Rasanya aku ingin menangis lagi.
Beliau menghampiri murid tersebut dan mengecek lukanya. Beliau juga melihat sampah bekasku mengobati tadi.
"Siapa yang ngobatinnya?" tanya beliau.
Semua orang menunjukku.
"Kalo dia mati kehabisan darah gimana? Bapak mau tanggung jawab?" tanyaku. Entahlah mengapa tiba-tiba rahangku rasanya menerik dan membuat suaraku menjadi aneh.
"Terus kenapa dia yang nangis?" tanya petugas tersebut.
"Dia sering ngerasa bersalah, Pak. Soalnya tadi murid ini teriak sambil nangis pas lukanya kena alkohol. Mungkin dia ngerasa dia nambahin sakit," jawab Arzio tersenyum-senyum. Mungkin dia mengejekku. Tapi jawabannya dangat tepat.
Langsung kuhapus air mata yang hampir menetes.
Sialnya, petugas kesehatan tersebut malah ikut tersenyum. Mereka mengesalkan!
"Kamu PMR?" tanya beliau.
"Iya! Dipaksa kepala sekolah! Saya ga ngerti soal kesehatan! Ini aja saya ngobatinnya ngasal. Makanya saya butuh Bapak buat bantuin!" jelasku.
***
Aku kembali ke tenda bersama Arzio. Dia terus tersenyum ketika melihatku. Aku sudah memalingkan wajah ke arah lain, tapi dia masih terus tersenyum.
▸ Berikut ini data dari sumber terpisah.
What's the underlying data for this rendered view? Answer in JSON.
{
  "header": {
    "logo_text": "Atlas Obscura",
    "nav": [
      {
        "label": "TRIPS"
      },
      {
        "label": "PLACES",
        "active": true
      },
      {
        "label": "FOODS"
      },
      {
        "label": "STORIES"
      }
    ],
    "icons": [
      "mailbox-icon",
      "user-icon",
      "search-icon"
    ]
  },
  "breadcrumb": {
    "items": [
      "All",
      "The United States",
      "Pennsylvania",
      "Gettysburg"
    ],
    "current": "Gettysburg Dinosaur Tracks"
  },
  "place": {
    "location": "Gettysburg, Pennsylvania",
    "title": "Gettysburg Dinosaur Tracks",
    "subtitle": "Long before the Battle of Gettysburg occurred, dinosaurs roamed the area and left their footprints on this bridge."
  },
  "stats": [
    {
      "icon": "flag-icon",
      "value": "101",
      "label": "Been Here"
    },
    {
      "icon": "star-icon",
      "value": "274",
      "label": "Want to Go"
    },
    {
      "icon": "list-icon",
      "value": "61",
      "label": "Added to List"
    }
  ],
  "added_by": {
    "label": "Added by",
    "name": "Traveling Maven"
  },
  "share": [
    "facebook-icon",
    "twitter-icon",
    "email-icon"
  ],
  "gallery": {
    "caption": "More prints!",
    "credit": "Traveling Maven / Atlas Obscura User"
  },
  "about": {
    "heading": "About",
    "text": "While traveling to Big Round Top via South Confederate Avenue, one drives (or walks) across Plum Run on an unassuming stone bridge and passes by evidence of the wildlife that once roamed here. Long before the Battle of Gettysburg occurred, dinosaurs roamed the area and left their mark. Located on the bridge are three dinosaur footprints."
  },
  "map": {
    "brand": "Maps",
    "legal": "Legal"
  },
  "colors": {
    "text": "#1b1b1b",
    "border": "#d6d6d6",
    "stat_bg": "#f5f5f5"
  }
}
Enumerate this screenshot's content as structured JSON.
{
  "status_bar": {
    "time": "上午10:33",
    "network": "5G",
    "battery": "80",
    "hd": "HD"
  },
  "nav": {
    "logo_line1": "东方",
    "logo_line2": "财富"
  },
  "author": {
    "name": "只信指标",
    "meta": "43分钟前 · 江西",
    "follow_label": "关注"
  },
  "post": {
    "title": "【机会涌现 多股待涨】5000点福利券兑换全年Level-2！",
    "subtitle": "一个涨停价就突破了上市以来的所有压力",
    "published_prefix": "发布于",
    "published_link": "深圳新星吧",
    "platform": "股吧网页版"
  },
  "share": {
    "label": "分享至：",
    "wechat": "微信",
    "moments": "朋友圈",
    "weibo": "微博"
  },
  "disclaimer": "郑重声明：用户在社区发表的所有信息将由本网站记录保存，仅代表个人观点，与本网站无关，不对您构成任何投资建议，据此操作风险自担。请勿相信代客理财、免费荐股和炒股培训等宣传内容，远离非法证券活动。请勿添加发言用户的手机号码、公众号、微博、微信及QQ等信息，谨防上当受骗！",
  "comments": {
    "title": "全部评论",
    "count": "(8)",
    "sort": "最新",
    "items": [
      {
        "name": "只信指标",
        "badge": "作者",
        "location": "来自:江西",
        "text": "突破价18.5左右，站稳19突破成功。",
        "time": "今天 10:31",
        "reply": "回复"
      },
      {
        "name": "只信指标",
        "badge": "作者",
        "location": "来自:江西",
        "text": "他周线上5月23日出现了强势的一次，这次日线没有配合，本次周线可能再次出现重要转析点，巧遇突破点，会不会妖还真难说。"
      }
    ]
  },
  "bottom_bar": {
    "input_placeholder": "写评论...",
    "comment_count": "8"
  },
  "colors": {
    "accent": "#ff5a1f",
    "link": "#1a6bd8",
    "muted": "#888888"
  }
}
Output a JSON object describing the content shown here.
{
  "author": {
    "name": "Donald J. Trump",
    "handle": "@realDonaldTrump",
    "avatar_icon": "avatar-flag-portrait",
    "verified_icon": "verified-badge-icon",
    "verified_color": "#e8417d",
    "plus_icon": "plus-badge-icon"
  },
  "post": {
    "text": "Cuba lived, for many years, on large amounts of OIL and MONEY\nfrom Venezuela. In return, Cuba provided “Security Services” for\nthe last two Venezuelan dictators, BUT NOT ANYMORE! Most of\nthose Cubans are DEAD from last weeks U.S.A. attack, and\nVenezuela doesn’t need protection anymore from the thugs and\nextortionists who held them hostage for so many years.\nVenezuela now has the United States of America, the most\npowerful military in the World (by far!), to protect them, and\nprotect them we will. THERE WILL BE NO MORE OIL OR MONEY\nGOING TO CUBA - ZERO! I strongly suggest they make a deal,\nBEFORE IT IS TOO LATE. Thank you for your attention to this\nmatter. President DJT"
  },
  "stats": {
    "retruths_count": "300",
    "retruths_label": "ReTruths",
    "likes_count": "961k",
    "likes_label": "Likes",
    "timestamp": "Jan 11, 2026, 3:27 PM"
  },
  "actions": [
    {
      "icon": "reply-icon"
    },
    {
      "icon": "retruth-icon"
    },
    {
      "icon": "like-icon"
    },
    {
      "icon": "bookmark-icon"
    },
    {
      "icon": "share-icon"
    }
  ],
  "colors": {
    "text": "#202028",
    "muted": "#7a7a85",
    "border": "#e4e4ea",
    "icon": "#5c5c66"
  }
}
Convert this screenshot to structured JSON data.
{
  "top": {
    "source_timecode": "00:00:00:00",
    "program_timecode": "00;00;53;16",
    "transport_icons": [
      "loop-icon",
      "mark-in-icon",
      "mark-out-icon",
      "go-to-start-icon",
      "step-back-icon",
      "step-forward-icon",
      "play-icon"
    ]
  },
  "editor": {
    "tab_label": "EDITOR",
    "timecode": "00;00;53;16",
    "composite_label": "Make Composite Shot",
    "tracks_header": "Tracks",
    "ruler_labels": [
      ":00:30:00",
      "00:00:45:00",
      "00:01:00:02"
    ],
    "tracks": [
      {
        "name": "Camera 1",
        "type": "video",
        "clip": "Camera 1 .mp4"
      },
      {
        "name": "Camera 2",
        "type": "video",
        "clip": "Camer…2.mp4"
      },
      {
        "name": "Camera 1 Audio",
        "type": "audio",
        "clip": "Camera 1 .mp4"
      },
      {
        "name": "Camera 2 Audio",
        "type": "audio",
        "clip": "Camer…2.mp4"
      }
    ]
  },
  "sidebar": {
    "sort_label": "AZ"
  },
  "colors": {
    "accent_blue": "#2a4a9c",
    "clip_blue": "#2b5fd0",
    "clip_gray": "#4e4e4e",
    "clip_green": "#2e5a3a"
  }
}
"Lo kenapa sih?! Mau ngejekin gue nangis?!" bentakku.
"Ga! Gue bangga aja ngeliat lo," jawabnya.
Kupicingkan mata. Apa maksud bangga dalam kalimatnya itu.
"Mata lo bengkak!" ejeknya sambil tertawa.
"Namanya juga abis nangis. Ya wajar kalo bengkak matanya! Kalo yang bengkak muka gue, itu baru aneh!" bantahku.
"Coba bilang sayang kayak tadi," godanya semakin tertawa.
"Apaan sih?! Itu kan gue terpaksa!" tegasku.
"Coba gimana tadi bilang sayangnya?"
Iiissshhhh!! Semua makhluk bumi mengesalkan hari ini!